El caso de Sudán del Sur y el juez Murphy
Esta semana, el foco está en el juez federal Brian Murphy (designado por Biden), quien ordenó detener la deportación inmediata de siete hombres a Sudán del Sur. La administración intentó enviarlos con solo 12 horas de anticipación, violando el debido proceso establecido en una orden previa.

El Departamento de Seguridad Nacional (DHS) defendió la medida, calificando a los deportados como «monstruos» con condenas por violación y asesinato. Karoline Leavitt, portavoz de la Casa Blanca, acusó a «jueces activistas» de proteger a «terroristas extranjeros».

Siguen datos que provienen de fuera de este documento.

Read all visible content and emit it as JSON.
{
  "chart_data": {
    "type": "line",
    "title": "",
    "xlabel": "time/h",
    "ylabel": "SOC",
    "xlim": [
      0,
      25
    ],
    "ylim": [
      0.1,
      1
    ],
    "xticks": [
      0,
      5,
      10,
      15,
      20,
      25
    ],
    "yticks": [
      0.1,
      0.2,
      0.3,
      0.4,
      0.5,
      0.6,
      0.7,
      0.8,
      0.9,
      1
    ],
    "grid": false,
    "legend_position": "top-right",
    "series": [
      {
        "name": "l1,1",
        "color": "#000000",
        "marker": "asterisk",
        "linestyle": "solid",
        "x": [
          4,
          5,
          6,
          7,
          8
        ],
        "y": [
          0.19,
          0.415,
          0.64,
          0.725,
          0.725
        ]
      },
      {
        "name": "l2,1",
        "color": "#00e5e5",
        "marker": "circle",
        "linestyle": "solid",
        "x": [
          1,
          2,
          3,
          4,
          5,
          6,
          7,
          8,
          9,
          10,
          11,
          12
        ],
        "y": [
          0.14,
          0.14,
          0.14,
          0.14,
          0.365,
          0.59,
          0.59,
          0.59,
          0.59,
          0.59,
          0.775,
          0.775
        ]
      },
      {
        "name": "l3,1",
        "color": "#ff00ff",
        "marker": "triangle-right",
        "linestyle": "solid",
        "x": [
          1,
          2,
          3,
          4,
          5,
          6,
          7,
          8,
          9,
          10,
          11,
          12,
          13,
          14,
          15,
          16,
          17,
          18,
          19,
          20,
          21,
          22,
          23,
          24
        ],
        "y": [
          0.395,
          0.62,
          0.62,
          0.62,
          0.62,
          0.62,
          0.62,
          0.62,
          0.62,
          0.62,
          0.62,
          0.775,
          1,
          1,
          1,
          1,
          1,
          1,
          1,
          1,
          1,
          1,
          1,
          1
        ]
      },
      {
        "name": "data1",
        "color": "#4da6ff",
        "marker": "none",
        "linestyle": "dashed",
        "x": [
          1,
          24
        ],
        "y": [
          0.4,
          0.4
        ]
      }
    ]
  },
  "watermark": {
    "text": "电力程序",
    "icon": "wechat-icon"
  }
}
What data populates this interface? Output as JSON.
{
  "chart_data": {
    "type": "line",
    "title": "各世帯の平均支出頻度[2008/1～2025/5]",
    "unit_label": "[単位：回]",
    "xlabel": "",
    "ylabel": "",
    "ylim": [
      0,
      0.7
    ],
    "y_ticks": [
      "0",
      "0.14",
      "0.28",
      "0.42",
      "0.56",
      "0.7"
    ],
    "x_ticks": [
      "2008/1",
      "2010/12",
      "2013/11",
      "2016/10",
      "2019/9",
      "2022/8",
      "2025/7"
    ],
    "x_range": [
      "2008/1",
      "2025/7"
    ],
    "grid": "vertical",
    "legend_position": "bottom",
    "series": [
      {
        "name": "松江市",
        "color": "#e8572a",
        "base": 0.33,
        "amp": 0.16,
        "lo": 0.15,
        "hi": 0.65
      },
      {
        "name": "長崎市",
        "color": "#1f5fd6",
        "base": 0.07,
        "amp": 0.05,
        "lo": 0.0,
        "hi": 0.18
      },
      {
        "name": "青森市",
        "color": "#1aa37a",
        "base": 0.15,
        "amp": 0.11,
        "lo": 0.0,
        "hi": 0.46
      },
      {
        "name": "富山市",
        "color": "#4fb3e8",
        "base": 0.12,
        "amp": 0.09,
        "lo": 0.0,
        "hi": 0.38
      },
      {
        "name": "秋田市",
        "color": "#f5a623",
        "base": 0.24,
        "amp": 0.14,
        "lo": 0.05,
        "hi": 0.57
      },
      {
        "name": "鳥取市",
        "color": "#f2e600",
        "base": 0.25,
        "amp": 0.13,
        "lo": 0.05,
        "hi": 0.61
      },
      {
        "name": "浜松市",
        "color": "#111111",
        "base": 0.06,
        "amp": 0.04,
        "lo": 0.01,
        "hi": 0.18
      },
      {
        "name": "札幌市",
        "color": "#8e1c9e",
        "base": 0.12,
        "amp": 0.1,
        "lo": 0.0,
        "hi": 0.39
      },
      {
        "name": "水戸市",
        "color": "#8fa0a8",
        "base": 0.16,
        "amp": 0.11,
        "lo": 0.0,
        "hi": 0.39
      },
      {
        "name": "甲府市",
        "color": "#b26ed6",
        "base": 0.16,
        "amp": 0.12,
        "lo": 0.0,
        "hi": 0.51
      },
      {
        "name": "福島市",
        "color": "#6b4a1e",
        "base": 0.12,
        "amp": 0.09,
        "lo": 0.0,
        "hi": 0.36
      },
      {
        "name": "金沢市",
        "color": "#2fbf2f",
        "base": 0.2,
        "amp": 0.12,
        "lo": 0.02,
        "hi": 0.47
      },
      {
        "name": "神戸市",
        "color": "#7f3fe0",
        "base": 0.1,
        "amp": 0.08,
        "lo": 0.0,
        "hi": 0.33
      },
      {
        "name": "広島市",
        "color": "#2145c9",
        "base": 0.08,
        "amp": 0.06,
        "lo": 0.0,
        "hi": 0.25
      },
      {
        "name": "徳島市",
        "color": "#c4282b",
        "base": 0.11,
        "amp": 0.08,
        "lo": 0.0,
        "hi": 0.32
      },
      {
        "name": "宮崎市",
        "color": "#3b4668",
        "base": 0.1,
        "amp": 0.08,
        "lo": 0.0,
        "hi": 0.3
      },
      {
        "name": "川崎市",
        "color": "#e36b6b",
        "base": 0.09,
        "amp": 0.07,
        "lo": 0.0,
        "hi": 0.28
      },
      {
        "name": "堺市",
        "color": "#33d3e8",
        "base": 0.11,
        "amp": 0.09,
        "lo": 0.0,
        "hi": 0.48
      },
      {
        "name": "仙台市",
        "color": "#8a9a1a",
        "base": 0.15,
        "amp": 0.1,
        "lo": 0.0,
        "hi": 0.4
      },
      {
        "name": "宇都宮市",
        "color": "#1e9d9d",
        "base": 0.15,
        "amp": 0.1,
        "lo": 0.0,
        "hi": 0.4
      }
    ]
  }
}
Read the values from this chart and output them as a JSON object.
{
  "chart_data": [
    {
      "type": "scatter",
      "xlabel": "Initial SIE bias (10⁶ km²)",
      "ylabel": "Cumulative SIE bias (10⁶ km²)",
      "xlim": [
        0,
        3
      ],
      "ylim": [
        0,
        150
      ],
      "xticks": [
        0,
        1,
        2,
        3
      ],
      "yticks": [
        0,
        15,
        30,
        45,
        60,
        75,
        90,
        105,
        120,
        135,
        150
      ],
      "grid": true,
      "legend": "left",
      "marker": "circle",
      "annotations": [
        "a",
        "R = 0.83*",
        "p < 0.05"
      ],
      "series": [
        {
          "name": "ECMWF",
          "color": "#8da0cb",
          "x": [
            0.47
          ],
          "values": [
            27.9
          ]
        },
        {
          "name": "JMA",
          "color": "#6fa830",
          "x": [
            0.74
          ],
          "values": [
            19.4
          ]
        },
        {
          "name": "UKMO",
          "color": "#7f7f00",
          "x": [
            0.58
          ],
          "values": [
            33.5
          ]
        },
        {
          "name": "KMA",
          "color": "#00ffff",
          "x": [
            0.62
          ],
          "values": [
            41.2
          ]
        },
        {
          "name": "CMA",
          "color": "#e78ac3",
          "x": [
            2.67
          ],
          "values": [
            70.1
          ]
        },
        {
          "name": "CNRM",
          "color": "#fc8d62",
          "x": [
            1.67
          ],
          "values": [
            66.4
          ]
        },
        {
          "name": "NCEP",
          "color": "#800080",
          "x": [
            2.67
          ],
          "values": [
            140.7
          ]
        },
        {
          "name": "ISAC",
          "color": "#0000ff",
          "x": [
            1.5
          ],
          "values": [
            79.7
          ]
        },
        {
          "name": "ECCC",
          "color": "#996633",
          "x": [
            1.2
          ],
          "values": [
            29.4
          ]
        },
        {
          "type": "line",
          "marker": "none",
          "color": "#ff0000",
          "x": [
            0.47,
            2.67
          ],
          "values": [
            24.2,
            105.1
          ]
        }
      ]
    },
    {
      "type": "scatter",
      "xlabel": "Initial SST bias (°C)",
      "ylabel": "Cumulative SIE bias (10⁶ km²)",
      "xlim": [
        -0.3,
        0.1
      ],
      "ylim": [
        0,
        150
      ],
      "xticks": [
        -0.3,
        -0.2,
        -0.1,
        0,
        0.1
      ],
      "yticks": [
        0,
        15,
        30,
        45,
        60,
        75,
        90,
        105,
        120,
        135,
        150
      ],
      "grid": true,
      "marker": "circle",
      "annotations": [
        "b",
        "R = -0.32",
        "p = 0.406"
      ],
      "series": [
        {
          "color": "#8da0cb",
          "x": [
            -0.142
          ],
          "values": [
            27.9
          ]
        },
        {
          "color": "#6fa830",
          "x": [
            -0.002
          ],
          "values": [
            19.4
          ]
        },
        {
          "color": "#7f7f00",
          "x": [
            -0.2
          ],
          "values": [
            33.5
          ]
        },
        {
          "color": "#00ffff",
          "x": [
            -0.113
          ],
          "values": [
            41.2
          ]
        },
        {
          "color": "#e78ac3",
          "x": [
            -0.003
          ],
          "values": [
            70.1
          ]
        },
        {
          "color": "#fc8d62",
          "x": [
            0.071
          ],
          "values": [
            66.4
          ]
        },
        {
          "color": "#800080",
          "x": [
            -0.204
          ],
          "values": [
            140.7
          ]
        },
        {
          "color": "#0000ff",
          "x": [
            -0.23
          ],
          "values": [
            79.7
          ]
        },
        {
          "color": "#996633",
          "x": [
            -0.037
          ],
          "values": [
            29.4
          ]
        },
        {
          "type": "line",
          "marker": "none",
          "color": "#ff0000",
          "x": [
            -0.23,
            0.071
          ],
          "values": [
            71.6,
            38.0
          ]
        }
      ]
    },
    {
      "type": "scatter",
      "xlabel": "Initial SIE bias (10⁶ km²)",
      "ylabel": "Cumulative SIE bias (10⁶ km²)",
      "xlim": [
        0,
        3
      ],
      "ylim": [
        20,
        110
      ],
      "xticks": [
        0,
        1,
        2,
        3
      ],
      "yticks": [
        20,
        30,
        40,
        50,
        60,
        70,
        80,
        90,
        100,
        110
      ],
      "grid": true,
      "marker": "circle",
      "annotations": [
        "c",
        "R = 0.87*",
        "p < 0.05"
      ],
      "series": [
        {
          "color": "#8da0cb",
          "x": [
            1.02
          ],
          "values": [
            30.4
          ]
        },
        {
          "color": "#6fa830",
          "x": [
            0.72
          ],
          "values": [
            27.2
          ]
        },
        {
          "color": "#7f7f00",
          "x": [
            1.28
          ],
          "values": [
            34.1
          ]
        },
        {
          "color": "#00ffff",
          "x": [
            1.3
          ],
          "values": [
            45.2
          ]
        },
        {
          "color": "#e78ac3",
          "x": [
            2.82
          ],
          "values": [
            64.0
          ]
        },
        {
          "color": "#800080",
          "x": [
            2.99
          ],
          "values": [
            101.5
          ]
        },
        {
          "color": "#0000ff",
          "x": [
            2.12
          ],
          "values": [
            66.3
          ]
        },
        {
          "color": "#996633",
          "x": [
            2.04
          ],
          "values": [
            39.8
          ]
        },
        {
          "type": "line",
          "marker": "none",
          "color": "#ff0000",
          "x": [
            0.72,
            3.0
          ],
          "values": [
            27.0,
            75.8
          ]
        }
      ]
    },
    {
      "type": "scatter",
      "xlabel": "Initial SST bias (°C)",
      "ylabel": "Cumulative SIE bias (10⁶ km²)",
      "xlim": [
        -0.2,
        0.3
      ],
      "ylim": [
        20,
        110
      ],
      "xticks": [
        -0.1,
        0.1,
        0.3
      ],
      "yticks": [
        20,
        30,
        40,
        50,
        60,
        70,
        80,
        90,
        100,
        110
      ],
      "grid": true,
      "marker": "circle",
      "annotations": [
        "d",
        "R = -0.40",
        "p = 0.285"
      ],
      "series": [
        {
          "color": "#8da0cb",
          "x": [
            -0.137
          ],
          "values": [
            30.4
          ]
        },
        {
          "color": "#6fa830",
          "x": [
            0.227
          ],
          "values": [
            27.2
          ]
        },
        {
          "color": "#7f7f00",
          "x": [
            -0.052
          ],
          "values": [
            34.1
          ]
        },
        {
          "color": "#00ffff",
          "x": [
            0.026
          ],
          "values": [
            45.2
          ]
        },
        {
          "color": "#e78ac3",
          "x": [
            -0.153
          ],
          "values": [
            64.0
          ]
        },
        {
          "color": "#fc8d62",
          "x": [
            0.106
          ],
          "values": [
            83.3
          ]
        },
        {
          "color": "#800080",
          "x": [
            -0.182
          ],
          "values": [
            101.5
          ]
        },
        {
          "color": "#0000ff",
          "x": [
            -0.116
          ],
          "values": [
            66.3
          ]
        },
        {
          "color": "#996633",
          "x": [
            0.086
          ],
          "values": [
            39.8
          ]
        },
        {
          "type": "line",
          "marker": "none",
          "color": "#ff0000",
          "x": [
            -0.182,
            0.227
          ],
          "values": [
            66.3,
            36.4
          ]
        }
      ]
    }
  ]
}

Reacción judicial: derechos constitucionales bajo amenaza
«Estos derechos no se racionan según opiniones políticas. Pertenecen incluso a quienes muchos considerarían los más repugnantes entre nosotros»
Varios magistrados han advertido que la administración busca debilitar las garantías procesales. En mayo, el juez Lawrence Vilardo (designado por Obama) recordó que «incluso un canalla tiene derecho a permanecer libre hasta que el debido proceso pruebe que lo es».

El rol de la Corte Suprema
Tras un fallo reciente que exigió mayor transparencia en deportaciones bajo la Ley de Enemigos Extranjeros de 1798, Trump instó al máximo tribunal a «terminar el pantano creado por la izquierda radical». Sin embargo, los jueces aclararon que su decisión no impide usar otros mecanismos legales.